Figure 1.

The intensity of cold atmospheric plasma (CAP)-induced Ca²⁺ influx depends on the composition of the solutions and CAP causes an acidification. (A,B) Analysis of the effect of different solutions on 30 s CAP-induced changes in cytoplasmic Ca²⁺ level of melanoma cells. (A) Mel Im (n = 137–660) and (B) Mel Juso (n = 86–500) cells were washed in the Ca²⁺-containing solutions 1, 2, 3, 4, or 5 (#4 data identical to Figure 1 in [26]).

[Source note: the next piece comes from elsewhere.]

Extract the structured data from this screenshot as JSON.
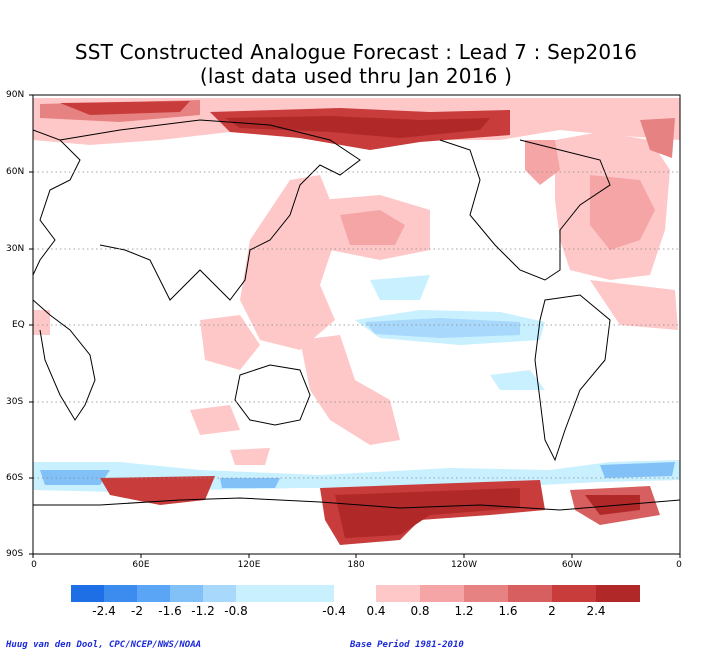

After the removal of the respective solutions, cells were treated with 30 s CAP. Traces represent mean and the 99% confidence interval (CI) of the mean. (C) The solutions #2, 4, 5, 6, 7 or bidestilled water (pH 7.4) were exposed to 120 s CAP as 7 × 20 µL drops. Measurement of pH was performed in a 1.5 mL reaction vessel. Data are shown as mean. (D–F). Analysis of the effect of an acidic pH on cytoplasmic Ca²⁺ levels of Mel Im ((D,E), n = 485–999) and Mel Juso ((D,F), n = 275–376) cells. 100 µL of pbECS (#4; pH 3,4,5) and pbECS − Ca²⁺ (#7; pH 3) was added onto melanoma cells (indicated by an arrow). The application of 100 µL of 120 s CAP-treated pbECS (#4) to Mel Im ((D,E), n = 485) and Mel Juso ((D,F), n = 321) cells served as control. Phosphate-buffered (PB), area under the curve (AUC), fluorescence intensity (F).